Katie Price is right. Disabled people shouldn’t be forced off the internet by abuse
From: The Guardian
If the social media giants can’t cope with the sheer volume of spite, then it’s down to parliament to protect minority groups
What sort of person repeatedly picks on a disabled child in the most vicious and cruel of terms?
The answer, of course, is the sort of people the model Katie Price had in mind when she started campaigning for online abuse to become a specific criminal offence. Price’s 15-year-old son Harvey – who is blind, autistic and has Prader-Willi syndrome – has been hideously mocked and taunted. His mother quickly gathered more than 220,000 supportive signatures for a petition demanding online abuse be treated as a hate crime, and now the parliamentary petitions committee has accepted her argument that the law isn’t fit for purpose – or to be precise a part of that argument. (Price’s petition referred not just to disability but to homophobia, racism and even body-shaming of women; the MPs were careful to single out disability alone, arguing in their report that they didn’t want to cut across the work of others on the rest.)
Despite sympathetic noises from Downing Street, this is perhaps unlikely to become law any time soon. Even if the government could somehow tear itself away from Brexit, there are too many difficult questions here about the limits of free speech and the unwritten right to cause offence.
But Price is right to challenge the Pandora’s box that social media companies have so carelessly (and profitably) opened, by creating platforms on which anyone can say anything to anyone with relative impunity. If not this, then what exactly are they going to do to cap the fountain of poison?
Platforms did not somehow invent prejudice, obviously. Every cruel, repellent attitude now up in lights on Twitter or Facebook was there before, festering in private conversations or lurking in the minds of those too embarrassed to say it to someone’s face. The need to tackle this deeper culture is reflected in the committee’s more general suggestion that images of disabled people should be routinely included in, for example, government advertising.
But by ensuring that what was previously muttered behind someone’s back can be thrust into their faces by strangers, social media companies have inadvertently weaponised prejudice. More than that, they have normalised it. Bullies see what others get away with saying in public, and are emboldened. And eventually the bullied slink away, deciding it’s just not worth trying to join in. To force disabled people who may already be housebound, isolated or lonely out of one of the few spaces in which they can easily engage with others on equal terms (not to mention a useful campaigning tool) feels particularly outrageous. Those who champion free speech at any price are all too often those who won’t have to pay that price themselves, because they don’t fall into the minority groups that are disproportionately on the sharp end.
But if the committee is right to say that self-regulation has failed, replacing it with something else is not easy.

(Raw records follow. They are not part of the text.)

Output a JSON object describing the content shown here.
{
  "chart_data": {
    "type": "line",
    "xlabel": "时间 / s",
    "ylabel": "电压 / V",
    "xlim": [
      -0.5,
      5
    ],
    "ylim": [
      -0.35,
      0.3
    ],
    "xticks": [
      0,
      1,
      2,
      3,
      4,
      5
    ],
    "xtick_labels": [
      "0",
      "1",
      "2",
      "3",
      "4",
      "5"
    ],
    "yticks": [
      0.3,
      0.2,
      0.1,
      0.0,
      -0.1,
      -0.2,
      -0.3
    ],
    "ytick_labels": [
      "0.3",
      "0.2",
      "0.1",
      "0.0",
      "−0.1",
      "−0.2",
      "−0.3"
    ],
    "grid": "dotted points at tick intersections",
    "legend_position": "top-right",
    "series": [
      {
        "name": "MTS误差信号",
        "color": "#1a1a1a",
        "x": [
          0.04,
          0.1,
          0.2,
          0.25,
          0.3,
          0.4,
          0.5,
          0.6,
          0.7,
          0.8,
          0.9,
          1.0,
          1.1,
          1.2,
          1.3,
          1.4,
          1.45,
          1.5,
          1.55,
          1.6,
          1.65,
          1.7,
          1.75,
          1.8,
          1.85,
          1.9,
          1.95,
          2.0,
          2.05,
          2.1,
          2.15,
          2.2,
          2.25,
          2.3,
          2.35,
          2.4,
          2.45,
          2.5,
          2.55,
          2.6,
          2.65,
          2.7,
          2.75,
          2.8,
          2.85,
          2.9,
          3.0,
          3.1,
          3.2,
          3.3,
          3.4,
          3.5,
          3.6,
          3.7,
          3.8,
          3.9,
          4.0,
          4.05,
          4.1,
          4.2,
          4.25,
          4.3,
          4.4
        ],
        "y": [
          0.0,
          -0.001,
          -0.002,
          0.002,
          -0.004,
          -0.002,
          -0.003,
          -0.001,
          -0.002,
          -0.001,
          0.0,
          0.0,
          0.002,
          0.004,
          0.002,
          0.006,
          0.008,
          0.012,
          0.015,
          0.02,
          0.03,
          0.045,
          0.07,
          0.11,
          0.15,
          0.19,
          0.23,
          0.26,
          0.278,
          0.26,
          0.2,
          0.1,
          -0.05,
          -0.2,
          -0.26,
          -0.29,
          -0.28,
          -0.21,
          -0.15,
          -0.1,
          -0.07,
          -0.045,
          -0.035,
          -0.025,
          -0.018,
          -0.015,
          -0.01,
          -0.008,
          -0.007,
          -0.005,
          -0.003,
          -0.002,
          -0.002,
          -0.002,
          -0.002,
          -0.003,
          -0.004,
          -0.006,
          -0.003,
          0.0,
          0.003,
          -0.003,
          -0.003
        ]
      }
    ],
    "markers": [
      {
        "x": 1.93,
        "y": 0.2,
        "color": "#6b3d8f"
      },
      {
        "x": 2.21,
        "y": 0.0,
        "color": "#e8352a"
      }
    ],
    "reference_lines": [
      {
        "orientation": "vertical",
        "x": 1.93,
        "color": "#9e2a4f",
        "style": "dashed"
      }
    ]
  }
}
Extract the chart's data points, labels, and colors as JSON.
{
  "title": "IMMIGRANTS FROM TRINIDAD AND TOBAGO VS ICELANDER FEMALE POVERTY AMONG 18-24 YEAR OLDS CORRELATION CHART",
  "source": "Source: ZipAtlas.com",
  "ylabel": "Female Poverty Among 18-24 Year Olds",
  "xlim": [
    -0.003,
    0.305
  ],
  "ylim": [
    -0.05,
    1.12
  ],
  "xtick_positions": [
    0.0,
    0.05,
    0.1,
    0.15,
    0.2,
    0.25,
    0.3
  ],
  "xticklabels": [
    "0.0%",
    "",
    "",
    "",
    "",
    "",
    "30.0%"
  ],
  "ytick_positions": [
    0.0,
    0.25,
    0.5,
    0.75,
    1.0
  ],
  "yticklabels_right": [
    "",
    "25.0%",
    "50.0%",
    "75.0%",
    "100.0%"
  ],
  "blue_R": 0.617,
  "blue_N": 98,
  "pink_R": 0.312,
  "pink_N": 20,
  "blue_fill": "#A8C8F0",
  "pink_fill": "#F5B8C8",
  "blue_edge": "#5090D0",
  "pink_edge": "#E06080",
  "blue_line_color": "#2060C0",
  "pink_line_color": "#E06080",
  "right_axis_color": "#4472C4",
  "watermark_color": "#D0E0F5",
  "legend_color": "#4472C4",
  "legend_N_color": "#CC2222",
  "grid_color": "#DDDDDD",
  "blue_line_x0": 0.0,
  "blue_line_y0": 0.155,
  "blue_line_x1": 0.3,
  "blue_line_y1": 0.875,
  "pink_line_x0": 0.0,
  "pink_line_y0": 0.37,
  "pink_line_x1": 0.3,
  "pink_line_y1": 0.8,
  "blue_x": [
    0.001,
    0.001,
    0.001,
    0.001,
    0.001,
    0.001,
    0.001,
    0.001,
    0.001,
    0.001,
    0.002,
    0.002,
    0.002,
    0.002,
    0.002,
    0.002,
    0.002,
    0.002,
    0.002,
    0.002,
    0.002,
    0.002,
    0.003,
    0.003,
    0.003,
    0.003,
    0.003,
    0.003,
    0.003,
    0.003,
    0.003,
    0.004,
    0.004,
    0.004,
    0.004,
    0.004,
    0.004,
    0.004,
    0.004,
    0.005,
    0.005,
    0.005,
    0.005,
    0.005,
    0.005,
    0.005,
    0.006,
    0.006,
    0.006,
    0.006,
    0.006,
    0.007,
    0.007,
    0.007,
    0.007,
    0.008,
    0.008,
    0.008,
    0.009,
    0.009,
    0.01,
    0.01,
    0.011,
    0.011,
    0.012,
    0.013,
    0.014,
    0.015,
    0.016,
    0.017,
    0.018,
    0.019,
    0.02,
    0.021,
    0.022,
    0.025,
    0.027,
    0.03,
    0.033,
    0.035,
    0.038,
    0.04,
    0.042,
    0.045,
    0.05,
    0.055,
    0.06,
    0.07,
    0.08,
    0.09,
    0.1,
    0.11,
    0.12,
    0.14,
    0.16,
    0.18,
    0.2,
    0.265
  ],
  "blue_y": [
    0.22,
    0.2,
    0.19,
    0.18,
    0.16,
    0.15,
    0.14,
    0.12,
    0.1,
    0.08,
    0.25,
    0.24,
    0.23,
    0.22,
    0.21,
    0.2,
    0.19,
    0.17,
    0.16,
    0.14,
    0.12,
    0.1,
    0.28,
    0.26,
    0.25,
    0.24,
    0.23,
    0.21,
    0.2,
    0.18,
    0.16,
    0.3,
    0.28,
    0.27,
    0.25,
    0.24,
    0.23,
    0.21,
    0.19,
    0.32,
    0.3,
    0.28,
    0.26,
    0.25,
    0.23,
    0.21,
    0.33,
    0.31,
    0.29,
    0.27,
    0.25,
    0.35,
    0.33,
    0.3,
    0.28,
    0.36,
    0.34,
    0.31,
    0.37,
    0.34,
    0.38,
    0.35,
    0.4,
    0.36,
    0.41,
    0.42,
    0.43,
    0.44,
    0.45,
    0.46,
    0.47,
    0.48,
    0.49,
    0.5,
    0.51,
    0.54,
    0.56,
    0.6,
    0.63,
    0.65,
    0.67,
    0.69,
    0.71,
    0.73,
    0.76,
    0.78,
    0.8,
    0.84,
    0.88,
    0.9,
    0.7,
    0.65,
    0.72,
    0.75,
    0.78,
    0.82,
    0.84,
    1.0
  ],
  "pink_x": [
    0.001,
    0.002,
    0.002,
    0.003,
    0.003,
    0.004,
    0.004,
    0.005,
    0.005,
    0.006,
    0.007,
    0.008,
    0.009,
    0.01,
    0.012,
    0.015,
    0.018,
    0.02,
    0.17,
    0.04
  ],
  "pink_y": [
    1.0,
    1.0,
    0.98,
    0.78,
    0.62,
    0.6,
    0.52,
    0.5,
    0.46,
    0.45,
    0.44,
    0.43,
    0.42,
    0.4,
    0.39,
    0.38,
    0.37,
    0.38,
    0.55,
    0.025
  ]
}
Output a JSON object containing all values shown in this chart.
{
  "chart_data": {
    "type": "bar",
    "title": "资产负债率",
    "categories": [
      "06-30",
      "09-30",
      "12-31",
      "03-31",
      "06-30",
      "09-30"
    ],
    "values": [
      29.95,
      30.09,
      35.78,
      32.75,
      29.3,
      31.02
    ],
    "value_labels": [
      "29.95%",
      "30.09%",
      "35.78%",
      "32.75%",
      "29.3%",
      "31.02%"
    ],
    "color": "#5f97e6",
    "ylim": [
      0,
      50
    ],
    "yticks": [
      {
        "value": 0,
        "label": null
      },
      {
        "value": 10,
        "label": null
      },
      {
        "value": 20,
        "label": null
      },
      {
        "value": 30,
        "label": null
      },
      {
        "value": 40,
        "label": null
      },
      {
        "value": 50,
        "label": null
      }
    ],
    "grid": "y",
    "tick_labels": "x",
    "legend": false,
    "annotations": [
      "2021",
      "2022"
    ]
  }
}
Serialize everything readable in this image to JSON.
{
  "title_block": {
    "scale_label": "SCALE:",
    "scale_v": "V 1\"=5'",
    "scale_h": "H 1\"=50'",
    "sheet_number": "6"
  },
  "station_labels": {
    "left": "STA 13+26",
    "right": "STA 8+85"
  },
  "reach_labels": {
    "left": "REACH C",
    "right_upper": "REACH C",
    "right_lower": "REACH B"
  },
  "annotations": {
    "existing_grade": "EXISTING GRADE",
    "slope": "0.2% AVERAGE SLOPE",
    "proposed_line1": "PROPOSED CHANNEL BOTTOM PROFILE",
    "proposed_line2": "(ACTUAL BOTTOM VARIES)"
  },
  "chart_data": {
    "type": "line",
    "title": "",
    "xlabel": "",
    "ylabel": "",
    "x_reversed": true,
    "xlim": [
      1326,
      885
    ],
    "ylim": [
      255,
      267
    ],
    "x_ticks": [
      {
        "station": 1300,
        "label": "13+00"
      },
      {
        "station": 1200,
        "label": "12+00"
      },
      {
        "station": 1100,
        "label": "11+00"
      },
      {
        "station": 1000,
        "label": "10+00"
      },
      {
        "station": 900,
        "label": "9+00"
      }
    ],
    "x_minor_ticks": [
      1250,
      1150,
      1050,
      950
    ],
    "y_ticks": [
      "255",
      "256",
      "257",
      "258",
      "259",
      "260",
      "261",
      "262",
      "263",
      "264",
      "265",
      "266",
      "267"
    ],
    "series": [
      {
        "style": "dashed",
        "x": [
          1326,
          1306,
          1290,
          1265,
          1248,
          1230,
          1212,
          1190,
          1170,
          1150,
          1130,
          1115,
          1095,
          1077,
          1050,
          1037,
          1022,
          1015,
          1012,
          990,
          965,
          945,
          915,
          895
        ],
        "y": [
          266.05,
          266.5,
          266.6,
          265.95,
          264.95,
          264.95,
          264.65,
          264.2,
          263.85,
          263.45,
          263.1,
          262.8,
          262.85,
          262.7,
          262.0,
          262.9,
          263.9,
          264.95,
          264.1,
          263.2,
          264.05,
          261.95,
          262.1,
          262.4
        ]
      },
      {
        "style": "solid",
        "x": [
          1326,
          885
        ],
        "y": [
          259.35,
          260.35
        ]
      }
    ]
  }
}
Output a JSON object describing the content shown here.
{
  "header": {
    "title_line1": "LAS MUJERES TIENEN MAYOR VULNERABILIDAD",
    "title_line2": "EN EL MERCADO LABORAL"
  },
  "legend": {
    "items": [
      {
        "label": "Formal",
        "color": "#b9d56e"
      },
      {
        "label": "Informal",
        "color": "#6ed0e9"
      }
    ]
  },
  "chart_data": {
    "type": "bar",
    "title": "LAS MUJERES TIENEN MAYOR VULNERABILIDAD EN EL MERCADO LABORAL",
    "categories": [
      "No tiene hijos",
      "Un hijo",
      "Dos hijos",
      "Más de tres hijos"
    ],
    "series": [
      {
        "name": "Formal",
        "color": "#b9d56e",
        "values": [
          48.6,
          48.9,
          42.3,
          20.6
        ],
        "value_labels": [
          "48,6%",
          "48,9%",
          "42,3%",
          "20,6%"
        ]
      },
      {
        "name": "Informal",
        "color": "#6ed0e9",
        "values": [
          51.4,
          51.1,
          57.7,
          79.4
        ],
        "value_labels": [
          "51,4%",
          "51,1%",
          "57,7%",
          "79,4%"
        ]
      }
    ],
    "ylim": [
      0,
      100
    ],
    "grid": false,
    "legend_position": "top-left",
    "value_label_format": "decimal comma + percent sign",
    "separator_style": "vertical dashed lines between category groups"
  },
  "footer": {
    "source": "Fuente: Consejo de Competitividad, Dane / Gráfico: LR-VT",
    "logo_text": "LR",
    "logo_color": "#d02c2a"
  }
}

Should repeat offenders be banned from opening social media accounts, and if so should teenagers be treated differently from grown adults? What about trolls who turn out to have mental health issues themselves? How would you reduce vexatious complaints, in the kind of emotive Twitter spats that leave both sides claiming they have been victimised? These are all fair questions.
But it’s unfair to expect distressed parents to create oven-ready legislation; that’s where parliament is supposed to come in, refining ideas that well up from the public into something that works in practice. It’s clear from their rather feeble, clumsy efforts to enforce some belated rules of engagement that the big social media companies can’t realistically cope with the sheer volume of spite they attract. And as the petitions committee’s chair, Helen Jones, said, it is intolerable for disabled people to be driven off platforms by dumb prejudice while their victorious abusers are free to stay and pick their next victim. If not this, then what?